Jillian Gogel Jillian Gogel Nov 21, 2019

O trabalho do profissional de marketing digital nunca foi tão desafiador. Isso acontece porque os profissionais de marketing digital são responsáveis por medir os gastos em todas as áreas chave de crescimento (incluindo dispositivos, plataformas e canais) e conectar esse desempenho diretamente à receita, com os dados de atribuição. É fácil de falar, mas difícil fazer. Ainda assim, é uma abordagem importante a ser seguida, um ponto de contato conectado de cada vez. 
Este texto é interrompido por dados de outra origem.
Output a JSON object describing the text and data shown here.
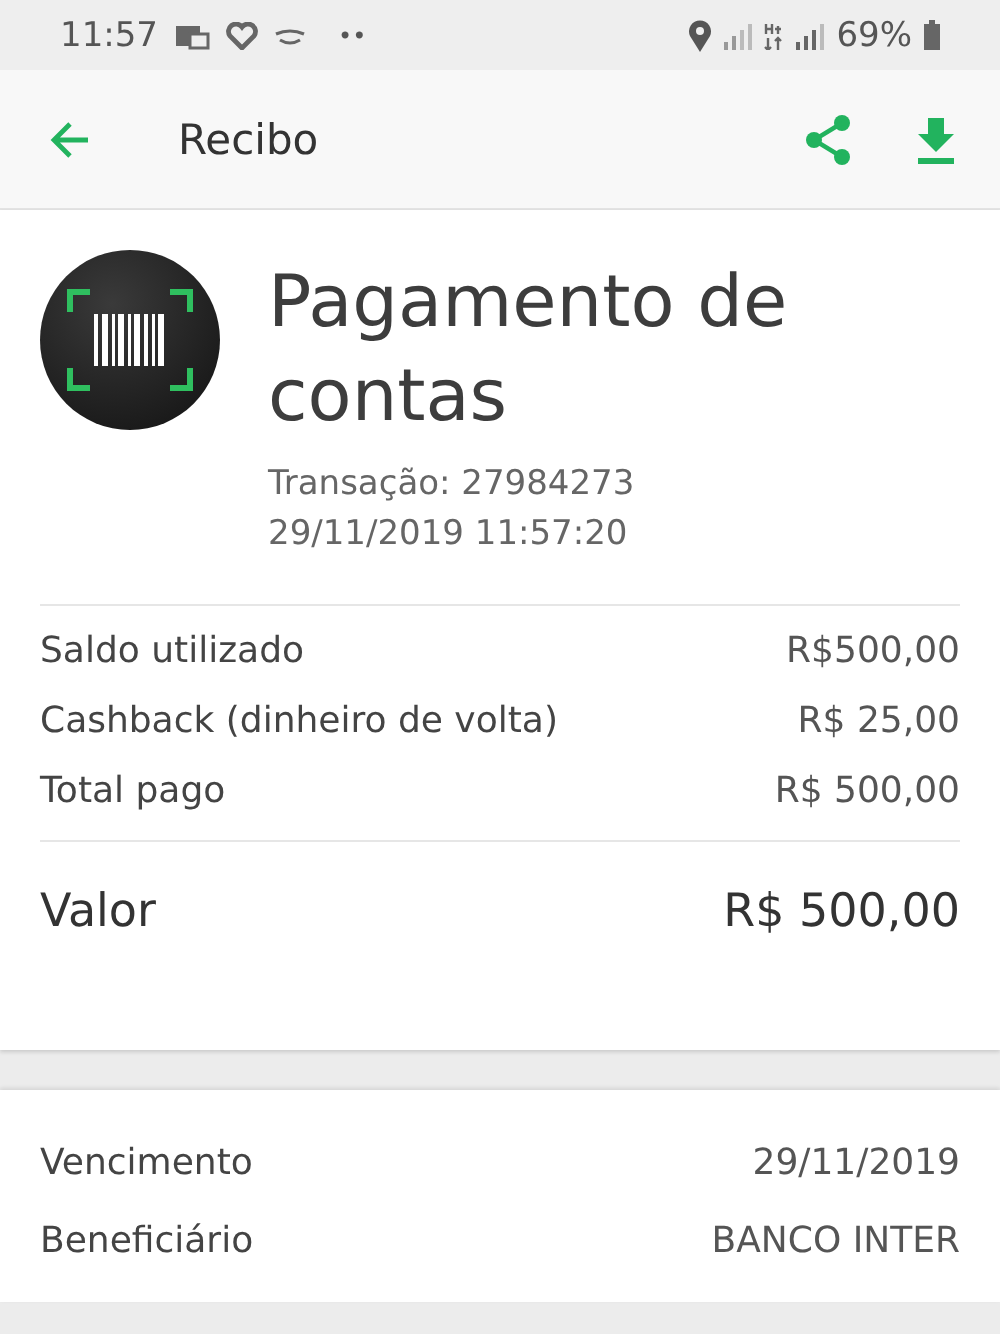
{
  "status_bar": {
    "time": "11:57",
    "notification_dots": "••",
    "battery": "69%"
  },
  "app_bar": {
    "title": "Recibo"
  },
  "receipt": {
    "title": "Pagamento de contas",
    "transaction": "Transação: 27984273",
    "datetime": "29/11/2019 11:57:20",
    "lines": [
      {
        "label": "Saldo utilizado",
        "value": "R$500,00"
      },
      {
        "label": "Cashback (dinheiro de volta)",
        "value": "R$ 25,00"
      },
      {
        "label": "Total pago",
        "value": "R$ 500,00"
      }
    ],
    "total": {
      "label": "Valor",
      "value": "R$ 500,00"
    }
  },
  "details": [
    {
      "label": "Vencimento",
      "value": "29/11/2019"
    },
    {
      "label": "Beneficiário",
      "value": "BANCO INTER"
    }
  ]
}
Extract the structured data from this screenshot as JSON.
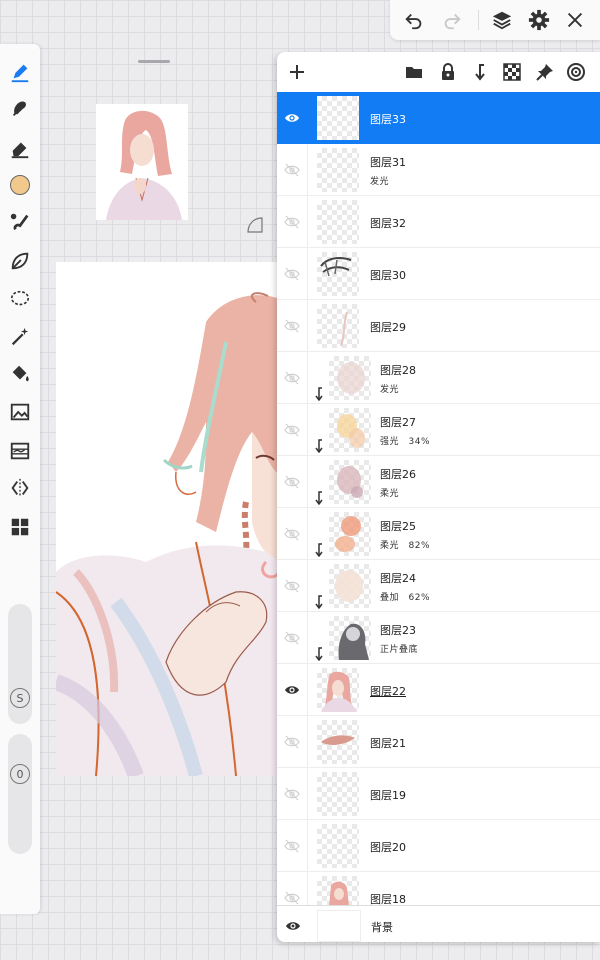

Em um mundo onde o mobile vem em primeiro lugar, uma conexão se mostra superior a todas as outras: da web para o aplicativo. A habilidade de vincular atividades em um aplicativo mobile a ações anteriores realizadas em um site (seja ele mobile ou desktop) é uma necessidade alinhada diretamente com a forma como os usuários interagem ao longo do funil de conversão.

Na verdade, uma análise inicial de várias dúzias de mobile marketers que mediu suas conexões da web para o aplicativo com a solução da AppsFlyer de atribuição baseada em pessoas descobriu que visitas a sites são a fonte de um número significativo de instalações que eram anteriormente consideradas como orgânicas ou de mídias próprias. O quão significativo? Todos os aplicativos na análise ultrapassaram 15%, e, em alguns casos, o número chegou a 30%.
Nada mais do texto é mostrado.